Depuis l’âge d’or de la sémiologie structurale, l’étude des signes a été liée de très près à la littérature, autant dans un sens disciplinaire qu’institutionnel. Si à première vue la biosémiotique et les arts littéraires semblent former un étrange ménage, les articles signés par Pierre-Louis Patoine et Kimo Reder devraient confondre les sceptiques. S’appuyant sur les romans et essais de William Burroughs, des textes chargés de sensualité et de sexualité, Patoine nous invite à réfléchir aux habitudes de pensées qui surgissent à partir d’expériences linguistiques incarnées qui touchent à la syntaxe et à la progression narrative. La construction de sens dans des dynamiques linguistiques et biologiques sont chacune à leur manière des pratiques de codification d’unités discrètes (dont les relations peuvent être plus ou moins stéréotypées). L’enjeu en est un de décontextualisation et de recontextualisation des signes. Pour sa part, Reder nous invite à (re)découvrir la poésie de Walden, l’oeuvre phare de Henry David Thoreau. Reder attire notre attention sur les jeux de langage, entendus ici comme des processus littéralement vivants. Ici, des théories linguistiques occultes et des jeux de mots de Thoreau sont présentés comme ayant anticipé des découvertes en génétique et des pratiques contemporaines en bioart. Il ne serait pas exagéré de dire que le langage occupe le centre de la littérature; la biosémiotique rappelle que le sens de ce langage dépend de sa matérialité incarnée qui affecte les oeuvres artistiques. L’article de Marcel Danesi développe cette idée, en effectuant un retour à Mikhaïl Bakhtine, le critique littéraire et sémioticien de la culture, afin d’expliciter les fondements biologiques de la culture populaire. Danesi soutient que l’universalité de la culture profane, populaire – au-delà des contingences géographiques et historiques – pourrait s’expliquer comme l’expression ou la traduction de processus biologiques. Dans ce sens, les oeuvres de l’art et de l’imagination résulteraient d’actions biologiques sémiotisées qui n’opèrent pas dans les limites restreintes du logos.

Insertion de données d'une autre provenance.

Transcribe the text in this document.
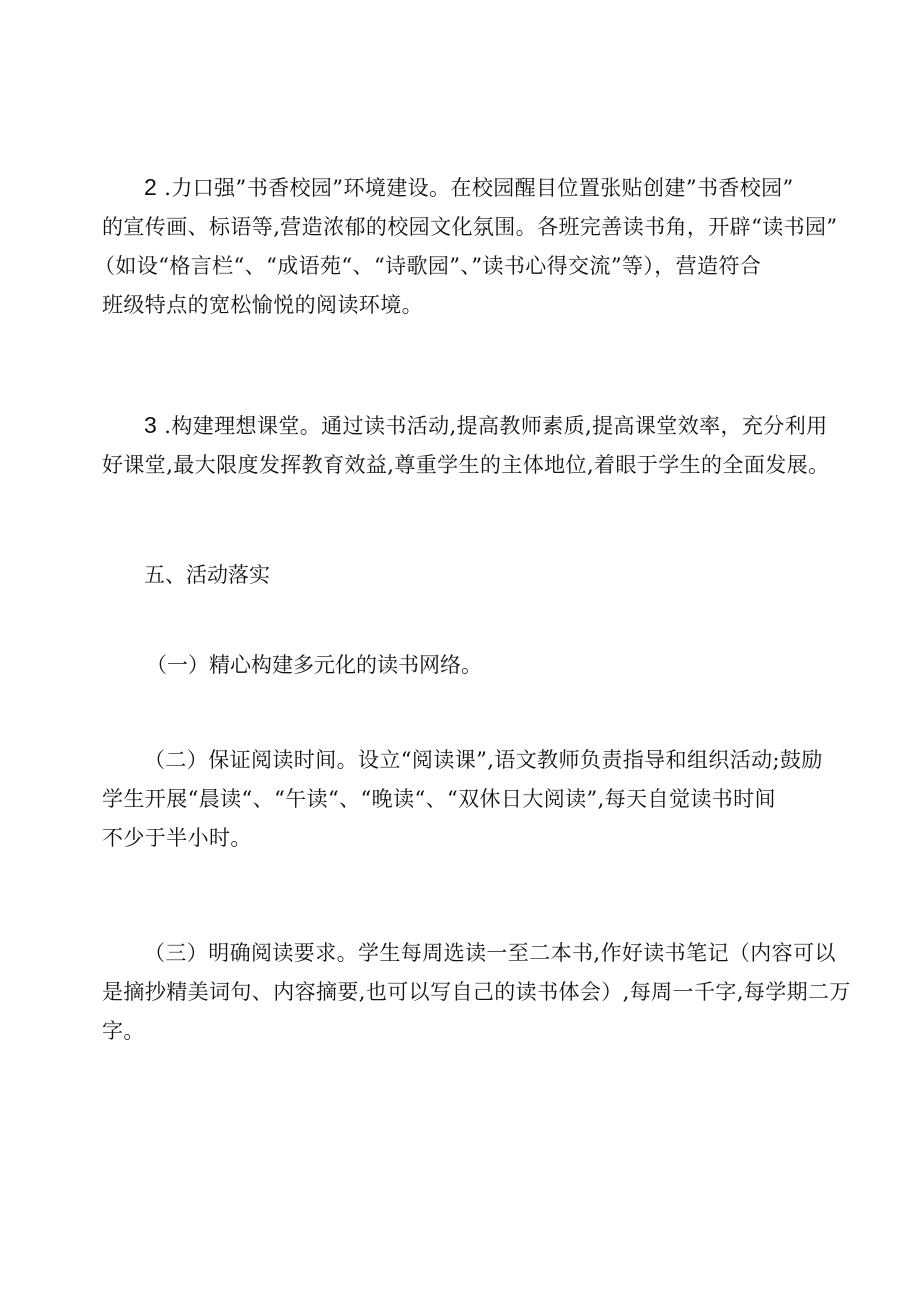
2 .力口强”书香校园”环境建设。在校园醒目位置张贴创建”书香校园”
的宣传画、标语等,营造浓郁的校园文化氛围。各班完善读书角，开辟“读书园”
（如设“格言栏“、“成语苑“、“诗歌园”、”读书心得交流”等），营造符合
班级特点的宽松愉悦的阅读环境。

3 .构建理想课堂。通过读书活动,提高教师素质,提高课堂效率，充分利用
好课堂,最大限度发挥教育效益,尊重学生的主体地位,着眼于学生的全面发展。

五、活动落实

（一）精心构建多元化的读书网络。

（二）保证阅读时间。设立“阅读课”,语文教师负责指导和组织活动;鼓励
学生开展“晨读“、“午读“、“晚读“、“双休日大阅读”,每天自觉读书时间
不少于半小时。

（三）明确阅读要求。学生每周选读一至二本书,作好读书笔记（内容可以
是摘抄精美词句、内容摘要,也可以写自己的读书体会）,每周一千字,每学期二万
字。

L’article de Thomas Long sur les soins infirmiers sonde l’un des plus anciens fondements épistémique et pratique de la sémiotique : le soin. Long rend explicite les bases biosémiotiques des recherches consacrées à la douleur chez les nouveaux-nés et les adultes âgés. La complexité de l’enjeu est ici la traduction du ressenti de l’expérience physique dans le langage naturel intervenant dans l’échange entre patients et professionnels de la santé. Dans des juridictions où l’assistance médicale à mourir est légalisée, comme ici au Canada, ou comme c’est le cas pour l’épidémie sans précédent d’abus d’opioïdes, la douleur devient rapidement, on le comprend, un enjeu crucial. L’article de Long illustre l’applicabilité de la (bio)sémiotique et le fait que les (bio)sémioticiens et (bio)sémioticiennes sont activement attachés à des enjeux sociaux contemporains. Cela résonne avec une tendance contemporaine en biosémiotique à l’engagement politique, attestée notamment dans l’article de Wendy Wheeler et celui cosigné par Myrdene Anderson et Elize Bisanz. Wheeler fait remarquer que les constructions sociales et culturelles humaines ne sont ni autonomes, ni abstraites, mais qu’elles sont plutôt incarnées, au monde, et qu’elles évoluent avec des processus biologiques autres qu’humains. En découlent des conséquences politiques qu’il serait mal avisé d’ignorer : des décisions (qu’elles soient heureuses ou non) prises dans la sphère culturelle humaine sont en adaptation mutuelle avec des relations de sens déployées ailleurs dans le monde naturel. Ces relations construisent une mémoire aussi bien naturelle que culturelle et informent les actions, tant individuelles que collectives. Anderson et Bisanz, de leur côté, concentrent leur attention sur les implications biosémiotiques et biopolitiques de l’accroissement de la population humaine et sur le harnachement des utérus. La croissance fulgurante de la démographie humaine est préoccupante puisqu’elle pèse lourdement sur les ressources limitées de la planète Terre – entendu ici non seulement comme la scène des États-nations, mais comme l’habitat ultime et partagé de tous les organismes vivants connus. Des réflexions critiques sur l’accroissement démographique sont souvent tabou or, Anderson et Bisanz fournissent des arguments biosémiotiques à la recherche sur la décroissance, interrogeant ainsi les exhubérantes habitudes de procréation et de consommation.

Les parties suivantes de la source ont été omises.